La figure 10 montre un exemple de stimulus créé à partir de la combinaison des composantes verbales et non verbales. Un collègue a bien voulu se prêter au jeu, puisque la préservation de l’anonymat des patients ne permet pas d’en montrer le visage. Tous les stimuli ont été créés selon ce modèle : sous-titres à gauche, qui recouvrent la section qui montrait originalement le visage du thérapeute, et expressions non verbales à droite de l’écran.

Pour diminuer la taille d’un éventuel effet d’apprentissage, 1 ’expérimentation débute par la présentation d’un extrait exemple. Il met en scène la patiente supplémentaire qui n’a pas été intégrée à la première étude (voir section 7.2). Au plan de la psychopathologie, celle-ci montre des caractéristiques hystrioniques assez marquées.

Six ensembles de stimuli ont été construits pour les fins de l’étude. Deux d’entre eux ne contiennent que la version écrite des verbatim des quatre patients principaux et de la

patiente exemple. Sauf pour ce qui est de l’exemple, l’ordre de présentation des extraits du second ensemble est inversé, afin de neutraliser les effets potentiels qui pourraient en découler. Les quatre autres ensembles présentent les stimuli audiovisuels. Afin d’éviter que les participants ne se rendent compte de la manipulation, seulement deux des quatre stimuli principaux de chaque ensemble sont non concordants (i.e., montrent le contenu verbal d’un patient avec les expressions non verbales de l’autre patient de même sexe). Ainsi, chaque ensemble compte deux stimuli concordants et deux stimuli non concordants, en plus de l’extrait exemple. Pour deux des quatre ensembles, les stimuli non concordants sont construits à partir des extraits féminins; pour les deux autres, ils sont construits à partir des extraits masculins. Chaque paire d’ensembles présente les mêmes extraits, mais selon un ordre inversé.

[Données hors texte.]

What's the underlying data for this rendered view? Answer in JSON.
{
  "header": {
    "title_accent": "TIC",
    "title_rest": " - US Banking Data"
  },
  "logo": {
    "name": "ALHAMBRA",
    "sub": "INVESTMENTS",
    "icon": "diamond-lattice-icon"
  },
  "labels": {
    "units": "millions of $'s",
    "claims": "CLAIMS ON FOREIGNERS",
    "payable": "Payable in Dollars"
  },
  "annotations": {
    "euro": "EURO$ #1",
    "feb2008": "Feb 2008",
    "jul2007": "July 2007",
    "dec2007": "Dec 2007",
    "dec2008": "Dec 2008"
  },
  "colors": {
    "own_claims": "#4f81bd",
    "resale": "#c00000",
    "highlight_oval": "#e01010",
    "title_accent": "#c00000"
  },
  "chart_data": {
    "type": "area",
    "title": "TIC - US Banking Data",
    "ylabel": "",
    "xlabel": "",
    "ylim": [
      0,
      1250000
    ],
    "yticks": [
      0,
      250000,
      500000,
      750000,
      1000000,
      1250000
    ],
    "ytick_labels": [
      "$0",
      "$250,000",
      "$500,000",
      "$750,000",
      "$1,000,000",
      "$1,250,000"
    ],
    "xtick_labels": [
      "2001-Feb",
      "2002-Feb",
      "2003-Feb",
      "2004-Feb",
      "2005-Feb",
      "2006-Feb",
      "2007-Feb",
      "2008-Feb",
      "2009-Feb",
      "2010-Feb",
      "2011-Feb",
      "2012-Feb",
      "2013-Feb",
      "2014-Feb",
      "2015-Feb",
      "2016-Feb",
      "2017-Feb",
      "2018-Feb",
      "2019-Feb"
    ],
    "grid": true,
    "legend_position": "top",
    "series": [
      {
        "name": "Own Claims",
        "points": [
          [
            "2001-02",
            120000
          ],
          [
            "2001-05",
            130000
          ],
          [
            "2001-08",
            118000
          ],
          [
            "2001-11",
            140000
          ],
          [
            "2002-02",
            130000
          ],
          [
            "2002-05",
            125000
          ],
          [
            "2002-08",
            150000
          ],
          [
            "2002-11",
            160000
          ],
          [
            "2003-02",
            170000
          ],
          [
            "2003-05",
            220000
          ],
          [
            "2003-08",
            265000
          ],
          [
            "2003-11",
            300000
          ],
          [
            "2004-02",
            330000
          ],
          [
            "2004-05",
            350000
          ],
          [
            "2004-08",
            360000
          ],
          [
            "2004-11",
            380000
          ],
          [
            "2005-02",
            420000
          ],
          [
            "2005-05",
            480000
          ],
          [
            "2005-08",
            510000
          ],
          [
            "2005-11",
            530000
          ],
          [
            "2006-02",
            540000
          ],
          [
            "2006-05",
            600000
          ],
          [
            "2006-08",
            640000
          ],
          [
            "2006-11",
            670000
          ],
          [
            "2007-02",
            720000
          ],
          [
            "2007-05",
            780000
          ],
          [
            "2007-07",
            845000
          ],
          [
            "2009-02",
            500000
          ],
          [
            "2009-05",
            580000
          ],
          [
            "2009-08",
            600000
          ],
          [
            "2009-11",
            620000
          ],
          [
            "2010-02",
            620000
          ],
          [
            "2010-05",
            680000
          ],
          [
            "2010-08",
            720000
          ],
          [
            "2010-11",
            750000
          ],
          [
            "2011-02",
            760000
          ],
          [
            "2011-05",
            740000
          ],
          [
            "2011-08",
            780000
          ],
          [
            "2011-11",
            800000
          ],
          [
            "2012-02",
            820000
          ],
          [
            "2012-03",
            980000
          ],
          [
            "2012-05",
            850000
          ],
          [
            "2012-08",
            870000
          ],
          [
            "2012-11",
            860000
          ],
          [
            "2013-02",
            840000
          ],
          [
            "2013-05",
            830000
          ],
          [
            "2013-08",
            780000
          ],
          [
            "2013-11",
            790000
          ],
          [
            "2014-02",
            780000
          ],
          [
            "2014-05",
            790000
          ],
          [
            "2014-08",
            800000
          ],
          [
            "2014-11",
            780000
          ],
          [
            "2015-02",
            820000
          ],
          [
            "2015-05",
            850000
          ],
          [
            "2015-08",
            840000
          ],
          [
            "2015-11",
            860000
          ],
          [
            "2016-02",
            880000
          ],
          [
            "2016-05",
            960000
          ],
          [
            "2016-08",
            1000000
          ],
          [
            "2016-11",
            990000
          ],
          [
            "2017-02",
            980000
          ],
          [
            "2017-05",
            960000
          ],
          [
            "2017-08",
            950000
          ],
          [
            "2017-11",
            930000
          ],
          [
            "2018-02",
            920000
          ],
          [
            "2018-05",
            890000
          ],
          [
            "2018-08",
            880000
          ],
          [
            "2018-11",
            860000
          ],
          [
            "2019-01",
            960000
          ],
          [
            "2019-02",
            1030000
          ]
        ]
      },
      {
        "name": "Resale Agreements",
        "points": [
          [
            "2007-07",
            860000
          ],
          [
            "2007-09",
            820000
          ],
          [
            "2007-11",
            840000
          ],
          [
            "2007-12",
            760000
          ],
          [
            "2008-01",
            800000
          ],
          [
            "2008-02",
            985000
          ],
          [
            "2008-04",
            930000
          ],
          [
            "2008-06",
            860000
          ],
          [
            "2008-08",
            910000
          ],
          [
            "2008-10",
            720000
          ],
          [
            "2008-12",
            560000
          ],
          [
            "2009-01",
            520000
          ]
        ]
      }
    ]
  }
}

Figure 10. Exemple montrant la présentation combinée à l’écran des composantes verbales et non verbales

10.4 Participants

Quarante-et-un cliniciens d’orientation psychodynamique (26 femmes, 15 hommes) ayant un minimum d'expérience en tant que thérapeute (moyenne = 56,1 mois, écart-type = 53,6; minimum = 4, maximum = 216) sont recrutés à Québec et à Montréal. Ils ont en moyenne 33,2 ans (écart-type = 8,6; minimum = 23, maximum = 56). Des 41 participants, 6 (15%) ont complété un baccalauréat, 28 (68%) une maîtrise et 6 (15%) un doctorat en psychologie, alors qu'un d'entre eux (2%) détient une maîtrise en sexologie. Au plan de l'occupation principale, 18 (44%) sont des étudiants, 21 (51%) sont des psychologues qui exercent en privé ou dans le secteur public et 2 (5%) sont des professeurs de psychologie à l'université.

Dans les rares cas où la personne comprend l'allemand, elle est assignée à la

condition où cette qualité n'exerce aucune influence sur !'expérimentation, i.e. la condition écrite. Dans les autres cas, la répartition est faite au hasard.

10.5 Mesures

Les mesures dépendantes de la seconde expérimentation sont les mêmes que celles utilisées pour la première étude. La perception du transfert est évaluée à l’aide d’une adaptation française du " Core Conflictual Relationship Theme ” de Luborsky (CCRT; Luborsky & Crits-Christoph, 1990, 1998; voir annexe A). Le contre-transfert des participants est évalué au moyen d’un questionnaire construit à partir des tendances à l’action de Frijda (Frijda & al., 1989; voir annexe C). Enfin, la personnalité des participants est évaluée à l’aide d'une adaptation française du Bell Object Relations Inventory (Bell et al., 1986; voir annexe D). On peut se référer à la section 7.4 pour plus de détails.